In a new study, researchers from Yale, Dartmouth, and the French National Centre for Scientific Research (CNRS) have identified a stable brain pattern, or neuromarker, for drug and food craving. Their findings were published Dec. 19 in Nature Neuroscience.
The discovery may be an important step toward understanding the brain basis of craving, addiction as a brain disorder, and how to better treat addiction in the future, researchers say. Importantly, this neuromarker may also be used to differentiate drug users from non-users, making it not only a neuromarker for craving, but also a potential neuromarker that may one day be used in diagnosis of substance use disorders.
For many diseases there are biological markers that doctors can use to diagnose and treat patients. To diagnose diabetes, for example, physicians test a blood marker called A1C.
“One benefit of having a stable biological indicator for a disease is that you can then give the test to any person and say that they do or do not have that disease,” said Hedy Kober, an associate professor of psychiatry at Yale School of Medicine and an author of the study. “And we don’t have that for psychopathology and certainly not for addiction.”
To determine if such a marker could be established for craving, Kober and her colleagues — Leonie Koban from CRNS and Tor Wager from Dartmouth College — used a machine learning algorithm. Their idea was that if many individuals experiencing similar levels of craving share a pattern of brain activity, then a machine learning algorithm might be able to detect that pattern and use it to predict craving levels based on brain images.
For the study, they used functional magnetic resonance imaging (fMRI) data — which offer insight into brain activity — and self-reported assessments of craving from 99 people to train and test the machine learning algorithm. The fMRI data was collected while the individuals — who identified themselves as either drug users or non-users — viewed images of drugs and highly palatable food. The participants then rated how strongly they craved the items they saw.

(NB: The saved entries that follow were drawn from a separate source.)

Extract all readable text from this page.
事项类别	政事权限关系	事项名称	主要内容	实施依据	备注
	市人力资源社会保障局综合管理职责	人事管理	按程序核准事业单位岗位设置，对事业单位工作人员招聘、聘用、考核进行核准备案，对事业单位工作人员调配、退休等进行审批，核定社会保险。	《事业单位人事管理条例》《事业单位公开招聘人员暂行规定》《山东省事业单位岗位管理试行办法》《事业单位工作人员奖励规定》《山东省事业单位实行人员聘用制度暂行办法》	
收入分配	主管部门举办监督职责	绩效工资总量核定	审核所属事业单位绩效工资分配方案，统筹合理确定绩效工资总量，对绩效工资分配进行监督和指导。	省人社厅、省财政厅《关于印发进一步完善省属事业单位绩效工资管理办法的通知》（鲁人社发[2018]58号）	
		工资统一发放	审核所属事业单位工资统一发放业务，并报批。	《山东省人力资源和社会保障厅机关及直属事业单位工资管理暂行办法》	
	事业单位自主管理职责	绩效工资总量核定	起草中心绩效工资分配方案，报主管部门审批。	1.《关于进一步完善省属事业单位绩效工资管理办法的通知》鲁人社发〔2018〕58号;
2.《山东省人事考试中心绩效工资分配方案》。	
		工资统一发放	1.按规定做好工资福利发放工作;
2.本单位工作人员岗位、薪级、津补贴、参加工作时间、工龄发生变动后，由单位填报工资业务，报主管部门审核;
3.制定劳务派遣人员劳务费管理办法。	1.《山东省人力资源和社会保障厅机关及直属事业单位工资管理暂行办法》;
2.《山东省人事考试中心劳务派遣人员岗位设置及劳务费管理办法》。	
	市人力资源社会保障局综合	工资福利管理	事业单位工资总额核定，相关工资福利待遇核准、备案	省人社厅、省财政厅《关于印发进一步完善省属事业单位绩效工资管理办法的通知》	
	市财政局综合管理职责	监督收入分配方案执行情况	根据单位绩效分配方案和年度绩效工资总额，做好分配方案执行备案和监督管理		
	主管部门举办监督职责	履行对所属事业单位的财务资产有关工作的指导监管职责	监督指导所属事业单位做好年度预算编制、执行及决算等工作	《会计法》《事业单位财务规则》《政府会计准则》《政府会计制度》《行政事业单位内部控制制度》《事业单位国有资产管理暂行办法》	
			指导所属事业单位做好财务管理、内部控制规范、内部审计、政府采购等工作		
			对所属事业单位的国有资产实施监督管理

The algorithm identified a pattern of brain activity that could be used to predict the intensity of drug and food craving from fMRI images alone, the researchers said. The pattern they observed — which they dubbed “Neurobiological Craving Signature (NCS)” — includes activity in several brain areas, some of which previous studies have linked to substance use and craving. However, the NCS also provides a new level of detail, showing how neural activity within subregions of these brain areas can predict craving.
“It gives us a really granular understanding of how these regions interact with and predict the subjective experience of craving,” said Kober.
The NCS also revealed that brain responses to both drug and food cues were similar, suggesting that drug craving arises from the same neural systems that generate food craving. Importantly, the marker was able to differentiate drug users from non-users based on their brain responses to drug cues, but not to food cues.
“And these findings are not specific to one substance because we included participants who used cocaine, alcohol, and cigarettes, and the NCS predicts craving across all of them,” said Kober. “So, it’s really a biomarker for craving and addiction. There’s something common across all of these substance use disorders that is captured in a moment of craving.”
Wager also points out that emotional and motivational processes that might seem similar actually involve different brain pathways and can be measured in different ways.
“What we’re seeing here is likely not a general signature for ‘reward,’” he said, “but something more selective for craving food and drugs.”
In addition, the NCS also offers a novel brain target to better understand how food and drug craving might be influenced by context or by emotional states. “For example,” said Koban, “we can use the NCS in future studies to measure how stress or negative emotions increase the urge to use drugs or to indulge in our favorite chocolate.”
Kober notes that while the NCS is promising, it needs further validation and is not yet ready for clinical use. That is likely a few years down the road. Now, she — along with her team and collaborators — are working to understand this network of brain regions more deeply and see if the NCS can predict how those with substance use disorders will respond to treatment.
That, she said, would make this neuromarker a powerful tool for informing treatment strategies.
“Our hope,” said Kober, “is that the brain, and specifically the NCS as a stable biological indicator, might allow us to not only to identify who has a substance use disorder and to understand the variance in people’s outcomes, but also who will respond to particular treatments.”